Credible estimates put the real number at less than half that. Which takes all the purported benefits and chucks them in the trash.
Instead, we are presented with a situation where if the UCP successfully moved the fund over they would have less assets so they wouldn’t be able to reduce premiums or raise benefits. Or if they insisted on doing so, they would have to make higher risk investments to achieve higher return to keep the fund in surplus, backstopped or course by the provincial government.
It’s not the retirees of today who should be worried. It’s the retirees of 20, 30 years from now who should be worried about an under-funded plan and the working stiffs who are going to have to pay the ever-increasing contribution rates to keep the wheels on.
It’s a bad idea.
Never mind the costs involved which are estimated to be in the billions. Or the disruption.
Or even the central premise that somehow Alberta workers are being “ripped off” because they are younger and earn more so they contribute more for longer. Who cares? You’re younger. You EARN MORE. Sheesh. Last time I checked, that is a good thing. Contribute the max, collect the max benefit. Isn’t that how it works?
A final point on governance then I will move on.
This province does not have a great track record when it comes to interfering in the investment world. Whether it’s directing dollars to specific industries, poorly thought out investments in pipelines, propping up companies that should be let go, randomly moving pensions from one manager to another or raiding the rainy day fund for politically driven investments – the governance of any APP should it happen would need to be rock-solid and free of political influence.

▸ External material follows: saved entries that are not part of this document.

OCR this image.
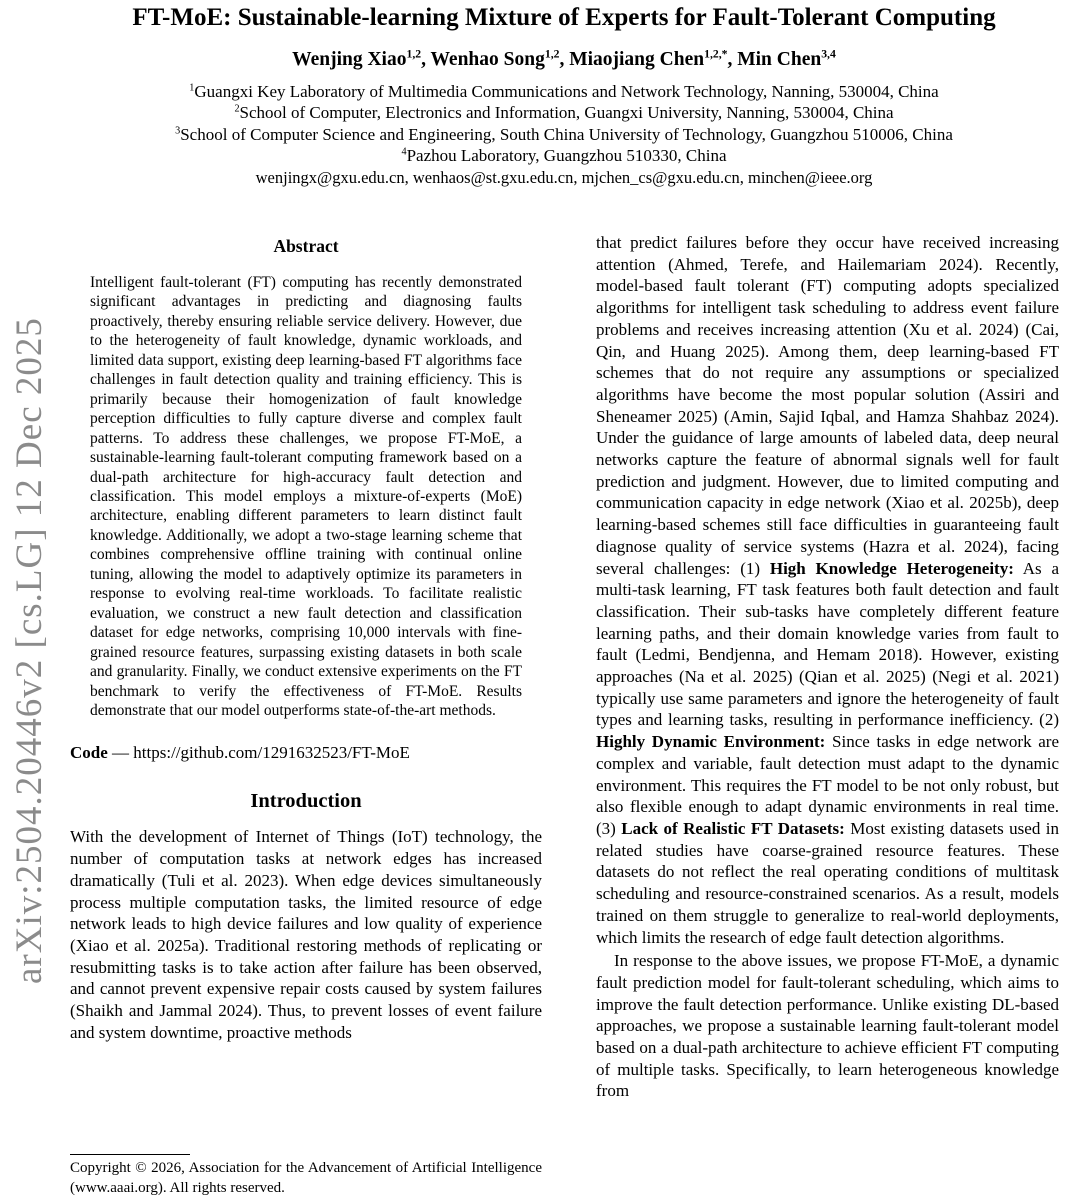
arXiv:2504.20446v2 [cs.LG] 12 Dec 2025
FT-MoE: Sustainable-learning Mixture of Experts for Fault-Tolerant Computing
Wenjing Xiao$^{1,2}$, Wenhao Song$^{1,2}$, Miaojiang Chen$^{1,2,*}$, Min Chen$^{3,4}$
$^1$Guangxi Key Laboratory of Multimedia Communications and Network Technology, Nanning, 530004, China
$^2$School of Computer, Electronics and Information, Guangxi University, Nanning, 530004, China
$^3$School of Computer Science and Engineering, South China University of Technology, Guangzhou 510006, China
$^4$Pazhou Laboratory, Guangzhou 510330, China
wenjingx@gxu.edu.cn, wenhaos@st.gxu.edu.cn, mjchen_cs@gxu.edu.cn, minchen@ieee.org
Abstract

Intelligent fault-tolerant (FT) computing has recently demonstrated significant advantages in predicting and diagnosing faults proactively, thereby ensuring reliable service delivery. However, due to the heterogeneity of fault knowledge, dynamic workloads, and limited data support, existing deep learning-based FT algorithms face challenges in fault detection quality and training efficiency. This is primarily because their homogenization of fault knowledge perception difficulties to fully capture diverse and complex fault patterns. To address these challenges, we propose FT-MoE, a sustainable-learning fault-tolerant computing framework based on a dual-path architecture for high-accuracy fault detection and classification. This model employs a mixture-of-experts (MoE) architecture, enabling different parameters to learn distinct fault knowledge. Additionally, we adopt a two-stage learning scheme that combines comprehensive offline training with continual online tuning, allowing the model to adaptively optimize its parameters in response to evolving real-time workloads. To facilitate realistic evaluation, we construct a new fault detection and classification dataset for edge networks, comprising 10,000 intervals with fine-grained resource features, surpassing existing datasets in both scale and granularity. Finally, we conduct extensive experiments on the FT benchmark to verify the effectiveness of FT-MoE. Results demonstrate that our model outperforms state-of-the-art methods.

Code — https://github.com/1291632523/FT-MoE

Introduction

With the development of Internet of Things (IoT) technology, the number of computation tasks at network edges has increased dramatically (Tuli et al. 2023). When edge devices simultaneously process multiple computation tasks, the limited resource of edge network leads to high device failures and low quality of experience (Xiao et al. 2025a). Traditional restoring methods of replicating or resubmitting tasks is to take action after failure has been observed, and cannot prevent expensive repair costs caused by system failures (Shaikh and Jammal 2024). Thus, to prevent losses of event failure and system downtime, proactive methods

Copyright © 2026, Association for the Advancement of Artificial Intelligence (www.aaai.org). All rights reserved.

that predict failures before they occur have received increasing attention (Ahmed, Terefe, and Hailemariam 2024). Recently, model-based fault tolerant (FT) computing adopts specialized algorithms for intelligent task scheduling to address event failure problems and receives increasing attention (Xu et al. 2024) (Cai, Qin, and Huang 2025). Among them, deep learning-based FT schemes that do not require any assumptions or specialized algorithms have become the most popular solution (Assiri and Sheneamer 2025) (Amin, Sajid Iqbal, and Hamza Shahbaz 2024). Under the guidance of large amounts of labeled data, deep neural networks capture the feature of abnormal signals well for fault prediction and judgment. However, due to limited computing and communication capacity in edge network (Xiao et al. 2025b), deep learning-based schemes still face difficulties in guaranteeing fault diagnose quality of service systems (Hazra et al. 2024), facing several challenges: (1) High Knowledge Heterogeneity: As a multi-task learning, FT task features both fault detection and fault classification. Their sub-tasks have completely different feature learning paths, and their domain knowledge varies from fault to fault (Ledmi, Bendjenna, and Hemam 2018). However, existing approaches (Na et al. 2025) (Qian et al. 2025) (Negi et al. 2021) typically use same parameters and ignore the heterogeneity of fault types and learning tasks, resulting in performance inefficiency. (2) Highly Dynamic Environment: Since tasks in edge network are complex and variable, fault detection must adapt to the dynamic environment. This requires the FT model to be not only robust, but also flexible enough to adapt dynamic environments in real time. (3) Lack of Realistic FT Datasets: Most existing datasets used in related studies have coarse-grained resource features. These datasets do not reflect the real operating conditions of multitask scheduling and resource-constrained scenarios. As a result, models trained on them struggle to generalize to real-world deployments, which limits the research of edge fault detection algorithms.

In response to the above issues, we propose FT-MoE, a dynamic fault prediction model for fault-tolerant scheduling, which aims to improve the fault detection performance. Unlike existing DL-based approaches, we propose a sustainable learning fault-tolerant model based on a dual-path architecture to achieve efficient FT computing of multiple tasks. Specifically, to learn heterogeneous knowledge from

Much like the CPP. And it should probably be invested and managed like the CPP.
So it should probably stay as the CPP.
This to me is nothing but a political stunt designed to poke Ottawa in the eye, simply because it is so preposterous.

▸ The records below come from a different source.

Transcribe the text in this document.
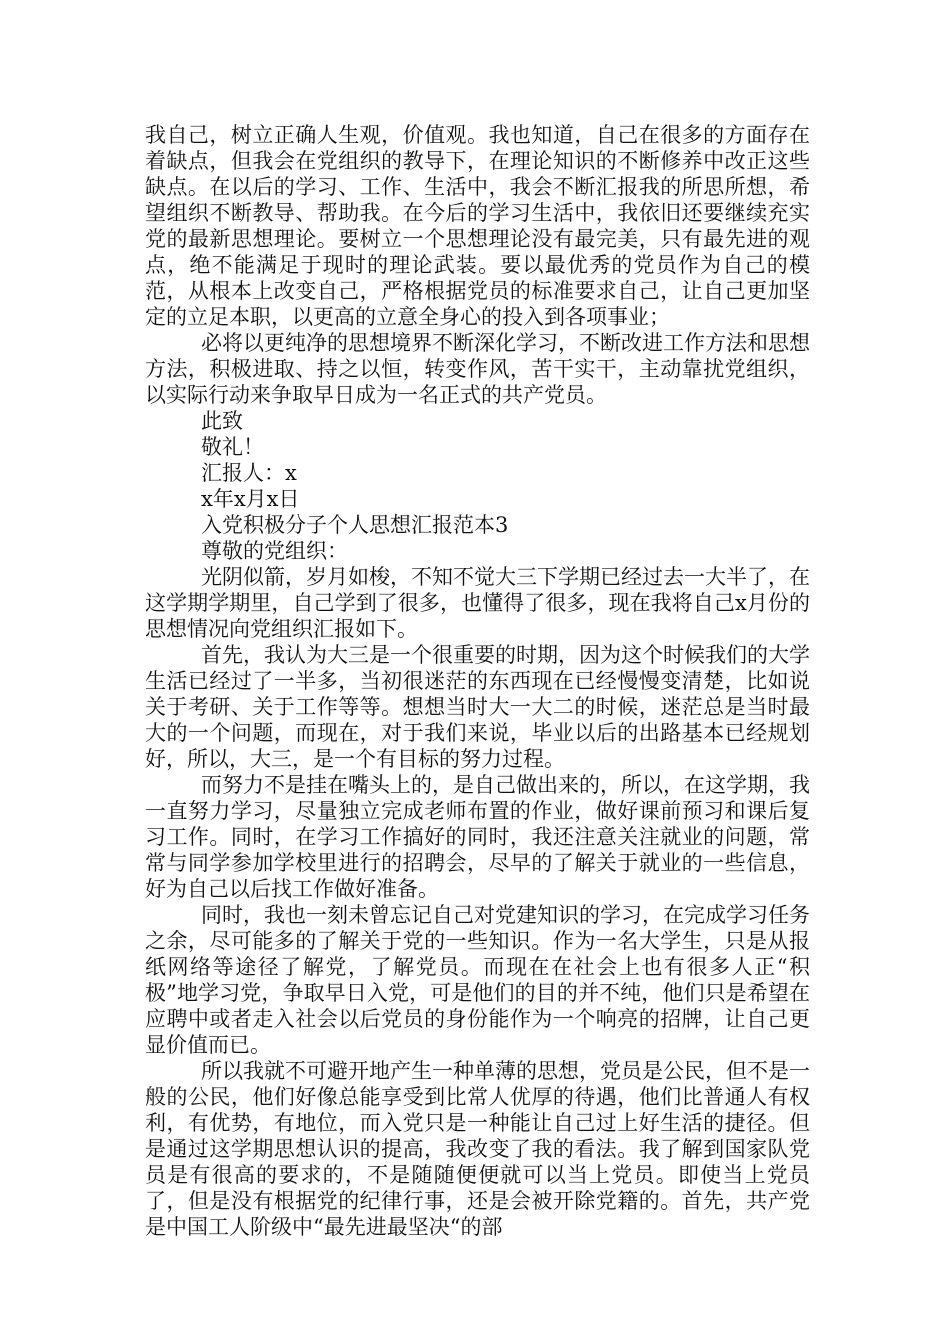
我自己，树立正确人生观，价值观。我也知道，自己在很多的方面存在着缺点，但我会在党组织的教导下，在理论知识的不断修养中改正这些缺点。在以后的学习、工作、生活中，我会不断汇报我的所思所想，希望组织不断教导、帮助我。在今后的学习生活中，我依旧还要继续充实党的最新思想理论。要树立一个思想理论没有最完美，只有最先进的观点，绝不能满足于现时的理论武装。要以最优秀的党员作为自己的模范，从根本上改变自己，严格根据党员的标准要求自己，让自己更加坚定的立足本职，以更高的立意全身心的投入到各项事业；

必将以更纯净的思想境界不断深化学习，不断改进工作方法和思想方法，积极进取、持之以恒，转变作风，苦干实干，主动靠扰党组织，以实际行动来争取早日成为一名正式的共产党员。

此致

敬礼！

汇报人：x

x年x月x日

入党积极分子个人思想汇报范本3

尊敬的党组织：

光阴似箭，岁月如梭，不知不觉大三下学期已经过去一大半了，在这学期学期里，自己学到了很多，也懂得了很多，现在我将自己x月份的思想情况向党组织汇报如下。

首先，我认为大三是一个很重要的时期，因为这个时候我们的大学生活已经过了一半多，当初很迷茫的东西现在已经慢慢变清楚，比如说关于考研、关于工作等等。想想当时大一大二的时候，迷茫总是当时最大的一个问题，而现在，对于我们来说，毕业以后的出路基本已经规划好，所以，大三，是一个有目标的努力过程。

而努力不是挂在嘴头上的，是自己做出来的，所以，在这学期，我一直努力学习，尽量独立完成老师布置的作业，做好课前预习和课后复习工作。同时，在学习工作搞好的同时，我还注意关注就业的问题，常常与同学参加学校里进行的招聘会，尽早的了解关于就业的一些信息，好为自己以后找工作做好准备。

同时，我也一刻未曾忘记自己对党建知识的学习，在完成学习任务之余，尽可能多的了解关于党的一些知识。作为一名大学生，只是从报纸网络等途径了解党，了解党员。而现在在社会上也有很多人正“积极”地学习党，争取早日入党，可是他们的目的并不纯，他们只是希望在应聘中或者走入社会以后党员的身份能作为一个响亮的招牌，让自己更显价值而已。

所以我就不可避开地产生一种单薄的思想，党员是公民，但不是一般的公民，他们好像总能享受到比常人优厚的待遇，他们比普通人有权利，有优势，有地位，而入党只是一种能让自己过上好生活的捷径。但是通过这学期思想认识的提高，我改变了我的看法。我了解到国家队党员是有很高的要求的，不是随随便便就可以当上党员。即使当上党员了，但是没有根据党的纪律行事，还是会被开除党籍的。首先，共产党是中国工人阶级中“最先进最坚决“的部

That said, I have a recommendation that the UCP should consider. And this is free advice. No report needed.
If you actually want to help Albertans save then create an Alberta Savings Plan as a complement to the CPP. We have windfall money coming it right now from shy high energy royalties. Use it.
Model it after Tax Free Savings accounts and do a one-time contribution to a fund for each and every Albertan of $500 into a registered account that has a 5-year vesting period. And then do some form of matching contribution for future years. Say 100% matching up to $100 with no limit to what a registered owner could do.
Your initial outlay is $2 billion. You move to Alberta, you get $500. The fund is managed by AIMCO and can be focused on domestic investments, like the Caisse does. But you have to stay here for five years to vest into the government contributions.
A savings plan on top of what the CPP so capably does, tax free accumulation. Managed in Alberta by Albertans, investing in Alberta.
I think I might even call it the Alberta Advantage Fund.
Let’s drop the other nonsense and get on with it.